Cedar fever

January 11, 2007


Ashe juniper—at this time of year, the “mountain cedar” is on many Austinites’ Most Wanted lists.
An editorial in the Austin American-Statesman today sums up the agony of cedar fever sufferers. I joined their ranks in 1999, five years after moving to Austin. It took a second post-Christmas season of runny nose, intensely itchy eyes and cheeks (yes, my whole face itches from this allergen), and general run-down feeling before I realized the culprit. So what if I’d never had allergies before? So what if for five years in Austin I’d never been bothered by cedar? None of that matters. If cedar wants you, it’s gonna get you.
I love the evergreen, ancient-looking beauty and Christmasy fragrance of our cedars, but only in solo trees. As I posted recently, if you have more than one cedar—or, God forbid, an entire cedar brake—you’re going to hate it.

An ugly, dead-looking cedar brake along the Barton Creek greenbelt. These cedars are green on top and look great when you’re zipping over a greenbelt full of them from a highway overpass, but underneath their dense canopy it’s dismal.
Aside from the bleak woods formed by a group of cedars, male cedars produce a prodigious amount of pollen each winter from around Christmastime until the end of February. Click here and scroll to the bottom for a photo of a cedar tree releasing a cloud of pollen; this is from the group People Against Cedars!
As cedar season approached this year, I dosed up on Flonase and prescription eye drops. Thus armed for battle, I waited for the first shot. It was fired last week, during a warm, sunny, breezy day. The pollen blew in from the hills, and I was knocked down for two days with sneezing attacks and eyes that itched so badly I just wanted to claw them. Stupidly, I’d held out on adding Claritin to my arsenal, but after buying a big packet of it and taking my first pill, I rallied. Hurrah! I can still feel the cedar in the air (a vague itching in the back of my throat and in my eyes occurs within minutes of being outside), but I think allergy shots can be delayed for another year.
What I find most disheartening about cedar fever is that it strikes hardest during our most beautiful winter days, just when I want to be outside in the garden or hiking the greenbelts. Why couldn’t it hit during August, when I rarely leave the air-conditioned house?
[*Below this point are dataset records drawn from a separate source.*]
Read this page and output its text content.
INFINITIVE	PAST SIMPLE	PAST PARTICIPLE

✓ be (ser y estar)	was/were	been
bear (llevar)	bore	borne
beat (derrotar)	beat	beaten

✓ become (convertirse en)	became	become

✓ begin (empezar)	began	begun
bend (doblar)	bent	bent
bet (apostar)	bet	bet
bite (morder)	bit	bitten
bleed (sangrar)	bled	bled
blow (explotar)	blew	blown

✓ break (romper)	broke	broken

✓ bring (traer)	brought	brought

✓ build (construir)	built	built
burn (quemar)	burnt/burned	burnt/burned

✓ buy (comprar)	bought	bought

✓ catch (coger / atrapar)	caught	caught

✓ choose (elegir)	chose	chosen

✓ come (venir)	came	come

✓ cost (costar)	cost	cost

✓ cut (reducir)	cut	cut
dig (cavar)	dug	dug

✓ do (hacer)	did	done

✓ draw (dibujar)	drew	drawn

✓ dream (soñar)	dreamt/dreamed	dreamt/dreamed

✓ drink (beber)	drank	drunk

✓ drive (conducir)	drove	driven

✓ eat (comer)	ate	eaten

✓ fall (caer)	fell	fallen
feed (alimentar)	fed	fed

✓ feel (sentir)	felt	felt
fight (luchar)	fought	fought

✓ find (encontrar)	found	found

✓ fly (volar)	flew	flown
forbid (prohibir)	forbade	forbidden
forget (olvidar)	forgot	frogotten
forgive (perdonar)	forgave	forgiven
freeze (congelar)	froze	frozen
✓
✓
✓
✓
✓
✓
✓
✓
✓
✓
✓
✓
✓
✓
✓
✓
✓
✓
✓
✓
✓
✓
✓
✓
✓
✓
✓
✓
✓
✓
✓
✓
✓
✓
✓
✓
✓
0 responses to “Cedar fever”

  1. bill says:

    I am a sufferer too. I like the gnarled old trunks. I wish we had some of the old cedars on our place. Somebody cut them down and planted a bunch of arizona cypress instead. We still have lots of cedar seedlings popping up in the woods. I dig some of them up and move them out to the treeless field that separates us from a neighbor who makes a lot of noise with machines. I am hoping they will grow into a sight and sound barrier.

  2. r sorrell says:

    I’ve always lived in this area, but didn’t develope an allergy to “cedar” until my freshman year of college. The last week has been miserable, as my choices have been to either suffer or go through my days in an antihistamine-induced fog. On a side note, someone told me that cedars are notorious water hogs that choke out other plant species.

  3. Carol says:

    We don’t have cedar fever in Indiana, but in May when I want to be out in the garden, we have Cottonwood Fever. Claritin works great for that, too!